Zaman ah zaman!
Herkese göre farklı yerlere gidiyor ya, benim için de Parkinson'dan öncesi ve sonrası olarak geçiyor. Parkinson teşhisi konulan tarihten bu yana hayatım ona uyum sağlamak için uğraşmakla geçer oldu. Teşhis konulduğu zaman çok korkmuştum. Doktorumla konuşmama kadar reddedersem gider gibi bir düşünceye sahiptim. Gitmedi!
Terapistimle tanıştım. Hastalığımı kabul ettim. Sonra onunla yaşamak için çabalamayı kabul ettim. Kendimce mücadelemde bana yardım edecek olan noktaları tespite çalıştım. Mesela lisede müzik okumama rağmen sesim gidince, yerine resime başladım. Kendimi dinlememek adına şiir yazdım. Hala yazıyorum. Olduğu kadar. Eskiden bir kaybımın yerine yapabileceğim yeni bir şey koyuyordum ve ona alışacak zaman buluyordum. Şimdi şimdi zamanımı iyi kullanamaz hale geldiğimi düşünüyorum. Sanırım biraz daha yavaşladım. Yinede bloguma devam ediyorum. Fark etmişsinizdir takip ediyorsanız, etmiyorsanız da ben söylemiş olayım, eskisi kadar sık yazamıyorum. Fakat arada iki de kitap çıkardım.
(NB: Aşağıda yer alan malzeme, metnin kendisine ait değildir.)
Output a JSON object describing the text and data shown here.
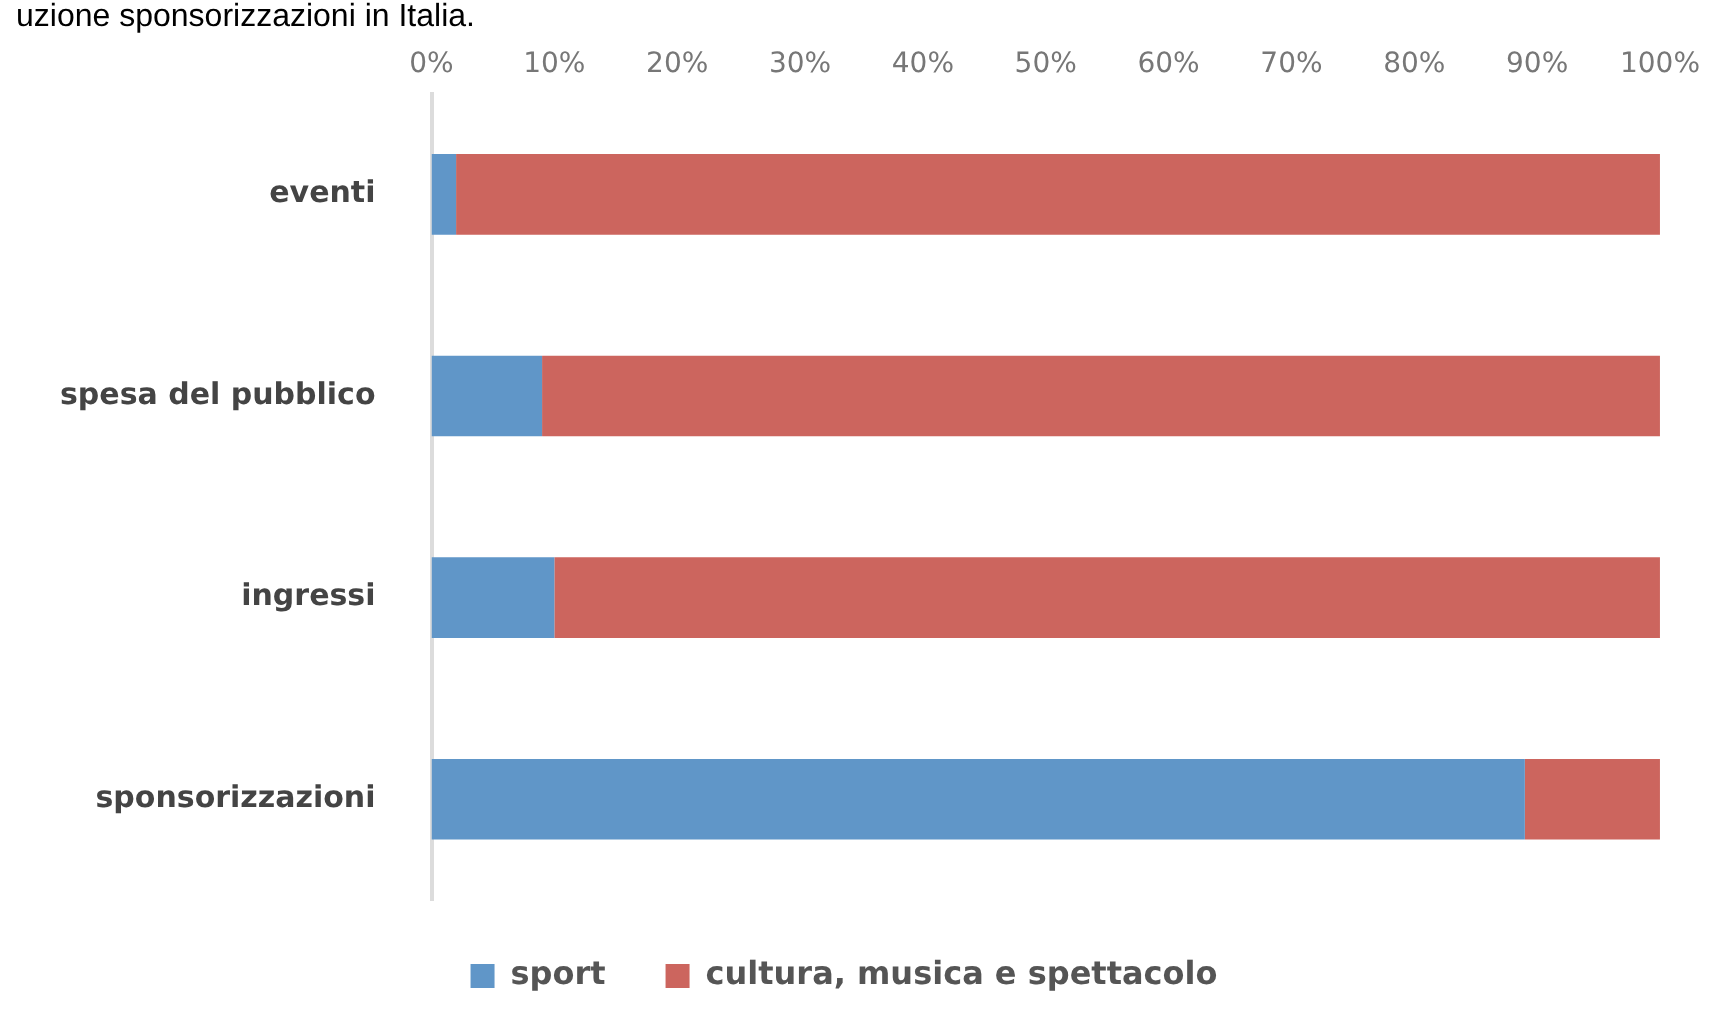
{
  "chart_data": {
    "type": "bar",
    "orientation": "horizontal",
    "stacked": true,
    "title": "uzione sponsorizzazioni in Italia.",
    "categories": [
      "eventi",
      "spesa del pubblico",
      "ingressi",
      "sponsorizzazioni"
    ],
    "series": [
      {
        "name": "sport",
        "color": "#6096c8",
        "values": [
          2,
          9,
          10,
          89
        ]
      },
      {
        "name": "cultura, musica e spettacolo",
        "color": "#cc655e",
        "values": [
          98,
          91,
          90,
          11
        ]
      }
    ],
    "xlim": [
      0,
      100
    ],
    "xticks": [
      {
        "value": 0,
        "label": "0%"
      },
      {
        "value": 10,
        "label": "10%"
      },
      {
        "value": 20,
        "label": "20%"
      },
      {
        "value": 30,
        "label": "30%"
      },
      {
        "value": 40,
        "label": "40%"
      },
      {
        "value": 50,
        "label": "50%"
      },
      {
        "value": 60,
        "label": "60%"
      },
      {
        "value": 70,
        "label": "70%"
      },
      {
        "value": 80,
        "label": "80%"
      },
      {
        "value": 90,
        "label": "90%"
      },
      {
        "value": 100,
        "label": "100%"
      }
    ],
    "grid": false,
    "legend": "bottom"
  }
}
Sadece akıl olarak değil vücut olarak da yavaşlamaya devam ediyorum. Yine de geçirdiğim onca yıla rağmen yardımsız banyo yapabiliyorum. Ayakkabı ve çorap hariç yardımsız giyinebiliyorum. Yemeğimi yardımsız yiyebiliyorum. Restauranta gidebiliyorum. Hatta kısa mesafeleri tek başıma yürüyerek gidebiliyorum. Riskli olduğunu biliyorum ama yapabildiğim her şeyi yapamaz hale gelene kadar yapmayı hedef edindim.